Sulfonamides exhibit their antitumor effects through multiple mechanisms including inhibition of membrane bound carbonic anhydrases, prevention of microtubule assembly, cell cycle arrest, and ...inhibition of angiogenesis. Here, sulfabenzamide's mechanisms of action on T-47D breast cancer cells were determined. Cells incubated with sulfabenzamide exhibited negligible levels of apoptosis, necrosis and cell cycle arrest when compared to untreated cells. These results were confirmed by morphological examinations, DNA fragmentation assays, flow cytometric and real time RT-PCR analysis. Surprisingly, despite negligible detection of DNA fragmentation, a considerable increase in caspase-3 activity was observed in cells incubated with sulfabenzamide.

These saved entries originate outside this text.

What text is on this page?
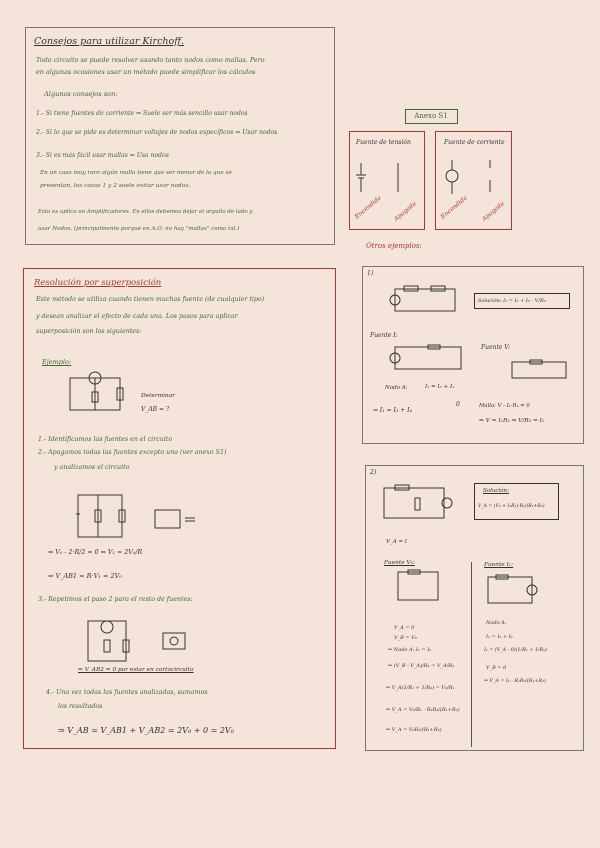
Consejos para utilizar Kirchoff.
Todo circuito se puede resolver usando tanto nodos como mallas. Pero
en algunas ocasiones usar un método puede simplificar los cálculos
Algunos consejos son:
1.- Si tiene fuentes de corriente ⇒ Suele ser más sencillo usar nodos
2.- Si lo que se pide es determinar voltajes de nodos específicos ⇒ Usar nodos
3.- Si es más fácil usar mallas ⇒ Usa nodos
En un caso muy raro algún malla tiene que ser menor de lo que se
presentan, los casos 1 y 2 suele evitar usar nodos.
Esto es aplica en Amplificadores. En ellos debemos dejar el orgullo de lado y
usar Nodos. (principalmente porque en A.O. no hay "mallas" como tal.)
Anexo S1
Fuente de tensión
Encendida Apagada
Fuente de corriente
Encendida Apagada
Otros ejemplos:
Resolución por superposición
Este método se utiliza cuando tienen muchas fuente (de cualquier tipo)
y desean analizar el efecto de cada una. Los pasos para aplicar
superposición son los siguientes:
Ejemplo:
Determinar
V_AB = ?
1.- Identificamos las fuentes en el circuito
2.- Apagamos todas las fuentes excepto una (ver anexo S1)
y analizamos el circuito
⇒ V₀ - 2·R/2 = 0 ⇒ V₁ = 2V₀/R
⇒ V_AB1 = R·V₁ = 2V₀
3.- Repetimos el paso 2 para el resto de fuentes:
⇒ V_AB2 = 0 por estar en cortocircuito
4.- Una vez todas las fuentes analizadas, sumamos
los resultados
⇒ V_AB = V_AB1 + V_AB2 = 2V₀ + 0 = 2V₀
1)
Solución: I₁ = I₁ + I₂ - V/R₃
Fuente I:
Fuente V:
Nodo A:	I₁ = I₃ + I₁
0
⇒ I₁ = I₃ + I₄
Malla: V - I₁·R₃ = 0
⇒ V = I₁R₃ ⇒ V/R₃ = I₁
2)
Solución:
V_A = (V₀ + I₁R₁)·R₁/(R₁+R₂)
V_A = I
Fuente V₀:	Fuente I₁:
V_A = 0
V_B = V₀
⇒ Nodo A: I₁ = I₂
⇒ (V_B - V_A)/R₁ = V_A/R₂
⇒ V_A(1/R₁ + 1/R₂) = V₀/R₁
⇒ V_A = V₀/R₁ · R₁R₂/(R₁+R₂)
⇒ V_A = V₀R₂/(R₁+R₂)
Nodo A:
I₁ = I₂ + I₃
I₁ = (V_A - 0)(1/R₁ + 1/R₂)
V_B = 0
⇒ V_A = I₁ · R₁R₂/(R₁+R₂)
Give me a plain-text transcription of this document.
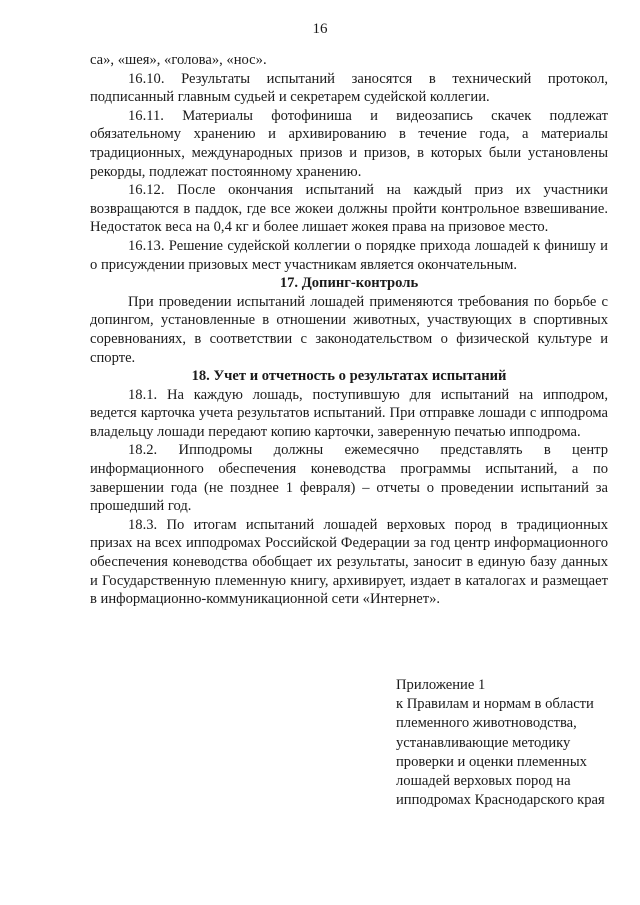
16

са», «шея», «голова», «нос».

16.10. Результаты испытаний заносятся в технический протокол, подписанный главным судьей и секретарем судейской коллегии.

16.11. Материалы фотофиниша и видеозапись скачек подлежат обязательному хранению и архивированию в течение года, а материалы традиционных, международных призов и призов, в которых были установлены рекорды, подлежат постоянному хранению.

16.12. После окончания испытаний на каждый приз их участники возвращаются в паддок, где все жокеи должны пройти контрольное взвешивание. Недостаток веса на 0,4 кг и более лишает жокея права на призовое место.

16.13. Решение судейской коллегии о порядке прихода лошадей к финишу и о присуждении призовых мест участникам является окончательным.

17. Допинг-контроль

При проведении испытаний лошадей применяются требования по борьбе с допингом, установленные в отношении животных, участвующих в спортивных соревнованиях, в соответствии с законодательством о физической культуре и спорте.

18. Учет и отчетность о результатах испытаний

18.1. На каждую лошадь, поступившую для испытаний на ипподром, ведется карточка учета результатов испытаний. При отправке лошади с ипподрома владельцу лошади передают копию карточки, заверенную печатью ипподрома.

18.2. Ипподромы должны ежемесячно представлять в центр информационного обеспечения коневодства программы испытаний, а по завершении года (не позднее 1 февраля) – отчеты о проведении испытаний за прошедший год.

18.3. По итогам испытаний лошадей верховых пород в традиционных призах на всех ипподромах Российской Федерации за год центр информационного обеспечения коневодства обобщает их результаты, заносит в единую базу данных и Государственную племенную книгу, архивирует, издает в каталогах и размещает в информационно-коммуникационной сети «Интернет».

Приложение 1
к Правилам и нормам в области
племенного животноводства,
устанавливающие методику
проверки и оценки племенных
лошадей верховых пород на
ипподромах Краснодарского края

The increased expression ratio of DFF-45/DFF-40 indicated that caspase-3-related DNA fragmentation was blocked and apoptosis symptoms could not be seen. However, the effects of caspase-3 for PARP1 and DNA-PK deactivation resulted in autophagy induction. The overexpression of critical genes involved in autophagy, including ATG5, p53 and DRAM, indicated that in T-47D cells sulfabenzamide-induced antiproliferative effect was mainly exerted through induction of autophagy. Furthermore, downregulation of AKT1 and AKT2 as well as over expression of PTEN resulted in attenuation of AKT/mTOR survival pathway showing that death autophagy should be occurred in sulfabenzamide treatment.